Union members picket outside an AT&T wireless store on February 11, 2017
A crowd of red-shirted union picketers took to the streets downtown on Saturday morning (February 11), banging drums, chanting, and blowing on vuvuzelas outside an AT&T store at the corner of Third and Broadway.
"We're demonstrating to let people know that AT&T has a responsibility to keep good, middle-class jobs in the community," explained Roger Pena, a member of the Communication Workers of America. The union's contract, which covers 500 to 600 workers locally at the company's cellular services division and as many as 21,000 nationwide, expired last night.
"The company is proposing takebacks," Pena said, stating that the carrier was seeking to raise employees' health care costs in a new contract offering. "AT&T makes $163 billion in profits, and we're the people making it for them.
"We want them to bargain in good faith. We're not asking for anything more than what we already have, we just want to keep our jobs here in the community."
Another concern voiced by the union was the outsourcing of jobs, either by moving call centers overseas (Pena himself works at such a center resolving billing disputes) or by hiring non-union field technicians as independent contractors at lower pay rates.
In addition to the latest negotiation breakdown, 17,000 workers in California and Nevada in the company's "core" business division have been without a contract for nearly ten months. Saturday, workers voted to authorize a strike, though no work stoppage was announced.

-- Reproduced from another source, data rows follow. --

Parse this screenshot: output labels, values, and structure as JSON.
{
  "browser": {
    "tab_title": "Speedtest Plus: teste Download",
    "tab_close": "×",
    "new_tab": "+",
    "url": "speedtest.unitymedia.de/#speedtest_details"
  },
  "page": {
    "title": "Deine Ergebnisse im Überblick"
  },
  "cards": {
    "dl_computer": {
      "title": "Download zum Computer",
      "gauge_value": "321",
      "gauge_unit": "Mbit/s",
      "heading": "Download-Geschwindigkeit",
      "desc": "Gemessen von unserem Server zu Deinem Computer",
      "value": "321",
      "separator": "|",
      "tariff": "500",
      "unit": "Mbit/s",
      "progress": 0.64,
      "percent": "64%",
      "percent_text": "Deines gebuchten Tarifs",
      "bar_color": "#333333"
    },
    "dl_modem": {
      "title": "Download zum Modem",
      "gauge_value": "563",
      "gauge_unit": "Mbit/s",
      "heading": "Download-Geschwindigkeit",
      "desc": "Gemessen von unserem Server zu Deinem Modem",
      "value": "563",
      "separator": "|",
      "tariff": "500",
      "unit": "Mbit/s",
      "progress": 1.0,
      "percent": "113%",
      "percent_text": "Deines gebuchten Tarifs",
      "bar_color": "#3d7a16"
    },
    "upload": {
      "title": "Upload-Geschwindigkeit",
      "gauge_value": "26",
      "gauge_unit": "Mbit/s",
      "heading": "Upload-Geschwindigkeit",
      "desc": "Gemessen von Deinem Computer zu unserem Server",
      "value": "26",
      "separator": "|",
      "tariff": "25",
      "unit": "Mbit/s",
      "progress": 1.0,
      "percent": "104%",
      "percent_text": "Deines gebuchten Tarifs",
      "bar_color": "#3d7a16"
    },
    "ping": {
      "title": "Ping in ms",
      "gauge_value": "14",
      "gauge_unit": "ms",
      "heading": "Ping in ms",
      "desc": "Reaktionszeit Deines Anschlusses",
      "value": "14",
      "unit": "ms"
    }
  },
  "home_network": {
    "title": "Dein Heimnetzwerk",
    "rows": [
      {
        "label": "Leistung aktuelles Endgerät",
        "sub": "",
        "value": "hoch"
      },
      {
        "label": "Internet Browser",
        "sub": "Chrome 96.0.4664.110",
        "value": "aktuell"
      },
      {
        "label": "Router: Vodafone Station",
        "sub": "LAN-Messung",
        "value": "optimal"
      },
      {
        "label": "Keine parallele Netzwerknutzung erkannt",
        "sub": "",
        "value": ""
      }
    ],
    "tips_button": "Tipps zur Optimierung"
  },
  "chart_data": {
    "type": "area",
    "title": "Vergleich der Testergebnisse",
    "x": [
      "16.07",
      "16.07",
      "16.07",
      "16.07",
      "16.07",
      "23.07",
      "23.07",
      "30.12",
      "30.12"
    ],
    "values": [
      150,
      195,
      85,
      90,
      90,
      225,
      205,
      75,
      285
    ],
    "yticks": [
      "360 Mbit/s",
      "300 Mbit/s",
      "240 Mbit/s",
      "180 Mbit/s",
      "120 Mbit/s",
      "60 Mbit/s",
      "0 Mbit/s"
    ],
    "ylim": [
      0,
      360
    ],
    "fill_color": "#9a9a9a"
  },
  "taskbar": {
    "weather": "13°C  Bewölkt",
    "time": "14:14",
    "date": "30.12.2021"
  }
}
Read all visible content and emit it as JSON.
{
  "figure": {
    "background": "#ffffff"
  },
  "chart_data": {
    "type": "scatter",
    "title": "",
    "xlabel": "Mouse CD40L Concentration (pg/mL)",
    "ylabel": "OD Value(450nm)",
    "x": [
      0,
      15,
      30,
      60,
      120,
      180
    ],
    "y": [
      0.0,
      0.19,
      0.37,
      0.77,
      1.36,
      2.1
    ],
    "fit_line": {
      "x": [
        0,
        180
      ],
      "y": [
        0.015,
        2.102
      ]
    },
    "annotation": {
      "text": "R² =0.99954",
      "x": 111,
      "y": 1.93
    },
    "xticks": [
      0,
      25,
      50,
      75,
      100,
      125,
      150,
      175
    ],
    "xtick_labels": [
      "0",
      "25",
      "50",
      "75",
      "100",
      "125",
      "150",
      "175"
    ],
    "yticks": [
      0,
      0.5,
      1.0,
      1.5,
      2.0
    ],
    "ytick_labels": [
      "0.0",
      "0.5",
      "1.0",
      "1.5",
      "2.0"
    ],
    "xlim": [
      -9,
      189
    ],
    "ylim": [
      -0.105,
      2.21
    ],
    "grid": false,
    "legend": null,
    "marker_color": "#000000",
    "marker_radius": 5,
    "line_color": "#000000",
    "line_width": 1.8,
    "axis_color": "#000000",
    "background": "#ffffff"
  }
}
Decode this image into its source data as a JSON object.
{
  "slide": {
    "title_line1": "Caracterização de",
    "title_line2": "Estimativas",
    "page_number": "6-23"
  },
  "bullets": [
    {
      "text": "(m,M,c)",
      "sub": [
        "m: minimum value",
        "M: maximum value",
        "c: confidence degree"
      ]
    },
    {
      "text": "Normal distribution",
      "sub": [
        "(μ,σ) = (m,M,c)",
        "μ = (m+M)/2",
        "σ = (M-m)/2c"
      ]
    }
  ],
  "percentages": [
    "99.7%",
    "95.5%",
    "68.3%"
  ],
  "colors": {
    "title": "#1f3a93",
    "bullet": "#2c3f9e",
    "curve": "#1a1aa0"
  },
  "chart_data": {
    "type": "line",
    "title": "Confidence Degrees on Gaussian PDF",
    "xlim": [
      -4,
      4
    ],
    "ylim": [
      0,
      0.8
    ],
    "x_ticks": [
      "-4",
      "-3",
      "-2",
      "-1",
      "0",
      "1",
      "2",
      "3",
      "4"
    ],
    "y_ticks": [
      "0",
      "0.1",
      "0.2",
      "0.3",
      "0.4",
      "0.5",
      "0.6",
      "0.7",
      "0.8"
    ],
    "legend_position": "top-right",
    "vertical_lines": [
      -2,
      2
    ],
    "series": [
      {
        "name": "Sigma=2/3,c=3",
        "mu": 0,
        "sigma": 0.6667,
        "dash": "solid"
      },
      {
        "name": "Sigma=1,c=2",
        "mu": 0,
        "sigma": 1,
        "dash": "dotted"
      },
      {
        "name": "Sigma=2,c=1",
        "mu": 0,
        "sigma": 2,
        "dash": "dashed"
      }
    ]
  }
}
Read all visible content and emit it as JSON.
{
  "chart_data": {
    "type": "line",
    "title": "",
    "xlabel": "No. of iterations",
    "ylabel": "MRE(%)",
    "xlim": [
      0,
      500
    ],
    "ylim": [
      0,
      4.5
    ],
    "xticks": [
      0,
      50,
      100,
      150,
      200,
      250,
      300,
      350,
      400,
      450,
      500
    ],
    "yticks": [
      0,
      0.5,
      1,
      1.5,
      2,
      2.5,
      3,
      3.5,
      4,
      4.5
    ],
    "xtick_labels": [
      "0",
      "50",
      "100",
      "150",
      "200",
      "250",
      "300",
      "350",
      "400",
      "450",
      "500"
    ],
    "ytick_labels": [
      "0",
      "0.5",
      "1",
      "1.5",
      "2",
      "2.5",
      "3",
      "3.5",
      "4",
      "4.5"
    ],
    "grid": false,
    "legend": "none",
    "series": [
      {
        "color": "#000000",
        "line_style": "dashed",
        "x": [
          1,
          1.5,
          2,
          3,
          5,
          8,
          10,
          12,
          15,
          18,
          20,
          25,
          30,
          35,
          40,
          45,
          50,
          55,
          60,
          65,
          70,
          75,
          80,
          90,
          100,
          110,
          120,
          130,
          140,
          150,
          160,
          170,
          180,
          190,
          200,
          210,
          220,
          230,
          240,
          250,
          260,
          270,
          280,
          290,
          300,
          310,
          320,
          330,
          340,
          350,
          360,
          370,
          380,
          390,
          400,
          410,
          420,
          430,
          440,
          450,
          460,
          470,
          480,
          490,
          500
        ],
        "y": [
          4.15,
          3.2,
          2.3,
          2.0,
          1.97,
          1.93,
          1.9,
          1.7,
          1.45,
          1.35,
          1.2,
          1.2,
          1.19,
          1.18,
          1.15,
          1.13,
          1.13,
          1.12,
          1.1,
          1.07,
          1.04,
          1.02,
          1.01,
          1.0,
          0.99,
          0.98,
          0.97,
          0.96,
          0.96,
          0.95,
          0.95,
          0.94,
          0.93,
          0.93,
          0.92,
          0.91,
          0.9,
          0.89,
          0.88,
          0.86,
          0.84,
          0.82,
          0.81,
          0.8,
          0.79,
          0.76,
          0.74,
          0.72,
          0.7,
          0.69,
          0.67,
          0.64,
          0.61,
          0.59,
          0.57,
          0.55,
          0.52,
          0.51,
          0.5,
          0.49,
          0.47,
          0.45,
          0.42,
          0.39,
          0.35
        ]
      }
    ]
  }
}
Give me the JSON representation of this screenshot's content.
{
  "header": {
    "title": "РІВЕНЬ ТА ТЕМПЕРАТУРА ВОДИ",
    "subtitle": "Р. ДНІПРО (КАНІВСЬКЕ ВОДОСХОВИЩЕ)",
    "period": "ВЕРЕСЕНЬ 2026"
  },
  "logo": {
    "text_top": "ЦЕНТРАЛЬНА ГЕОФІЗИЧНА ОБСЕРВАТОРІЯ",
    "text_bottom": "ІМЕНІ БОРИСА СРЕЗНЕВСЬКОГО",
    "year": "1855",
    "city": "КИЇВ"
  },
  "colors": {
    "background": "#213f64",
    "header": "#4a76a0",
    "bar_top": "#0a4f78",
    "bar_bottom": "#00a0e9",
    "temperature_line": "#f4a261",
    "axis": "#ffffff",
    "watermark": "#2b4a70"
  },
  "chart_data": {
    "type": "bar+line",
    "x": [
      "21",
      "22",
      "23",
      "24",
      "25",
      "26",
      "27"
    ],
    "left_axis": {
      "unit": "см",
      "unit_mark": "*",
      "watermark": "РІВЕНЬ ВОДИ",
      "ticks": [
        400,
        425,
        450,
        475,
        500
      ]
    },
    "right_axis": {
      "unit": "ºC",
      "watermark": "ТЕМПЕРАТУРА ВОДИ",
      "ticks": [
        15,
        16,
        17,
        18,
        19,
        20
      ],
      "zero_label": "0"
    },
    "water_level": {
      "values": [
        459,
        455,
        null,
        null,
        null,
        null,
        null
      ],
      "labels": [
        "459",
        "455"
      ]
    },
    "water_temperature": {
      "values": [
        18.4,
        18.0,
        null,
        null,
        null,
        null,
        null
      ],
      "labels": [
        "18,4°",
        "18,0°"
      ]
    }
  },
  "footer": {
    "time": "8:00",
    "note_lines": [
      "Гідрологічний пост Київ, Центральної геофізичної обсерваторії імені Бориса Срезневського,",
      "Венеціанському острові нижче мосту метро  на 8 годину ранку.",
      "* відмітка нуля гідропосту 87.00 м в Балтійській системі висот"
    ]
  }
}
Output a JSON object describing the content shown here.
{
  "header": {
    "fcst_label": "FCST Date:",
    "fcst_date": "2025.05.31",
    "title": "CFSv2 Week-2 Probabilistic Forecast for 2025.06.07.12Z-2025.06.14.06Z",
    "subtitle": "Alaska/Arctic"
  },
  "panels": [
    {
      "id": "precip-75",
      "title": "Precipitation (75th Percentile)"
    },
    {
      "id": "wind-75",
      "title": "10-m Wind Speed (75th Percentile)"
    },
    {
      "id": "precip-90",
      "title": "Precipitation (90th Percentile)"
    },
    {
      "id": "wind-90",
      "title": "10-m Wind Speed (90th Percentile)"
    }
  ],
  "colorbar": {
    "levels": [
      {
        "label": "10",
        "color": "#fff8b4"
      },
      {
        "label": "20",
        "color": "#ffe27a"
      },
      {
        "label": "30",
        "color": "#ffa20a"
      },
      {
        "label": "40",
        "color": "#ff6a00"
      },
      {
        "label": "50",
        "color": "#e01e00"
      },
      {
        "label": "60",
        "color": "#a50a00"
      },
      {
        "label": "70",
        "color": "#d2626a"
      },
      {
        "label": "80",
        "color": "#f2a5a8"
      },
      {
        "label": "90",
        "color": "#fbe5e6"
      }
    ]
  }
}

"During the rain, we had our technicians working mandatory 14-hour days to keep the phones working," said Pena. "We just want to serve our customers, give them access to our products.
"We're not looking for the whole pie, we just want a slice. AT&T's CEO made $17 million last year, we think they can afford a fair contract."
UPDATE 2/14, 5:05 a.m.
AT&T spokesperson Marty Richter says, "The two sides have agreed to a contract extension. The ongoing negotiations reflect the spirit of the longstanding relationship between the company and the union. Employees will work under the terms of the extended contract while negotiations continue.
"The contract covers good-paying U.S. jobs averaging nearly $70,000 a year in pay and benefits, with some averaging over $115,000. We’re not proposing to cut anyone’s pay, or take away their benefits. We’re continuing to negotiate with the union, and we’re confident a fair agreement can be reached.
"We’re a union-friendly company, with more full-time, union-represented employees than any company in America. We’re the only major wireless company with a unionized workforce — 43,000 strong — and we added wireless union jobs last year.
"Our labor agreements include annual wage increases, and we’re confident employees will be better off financially in their new contract."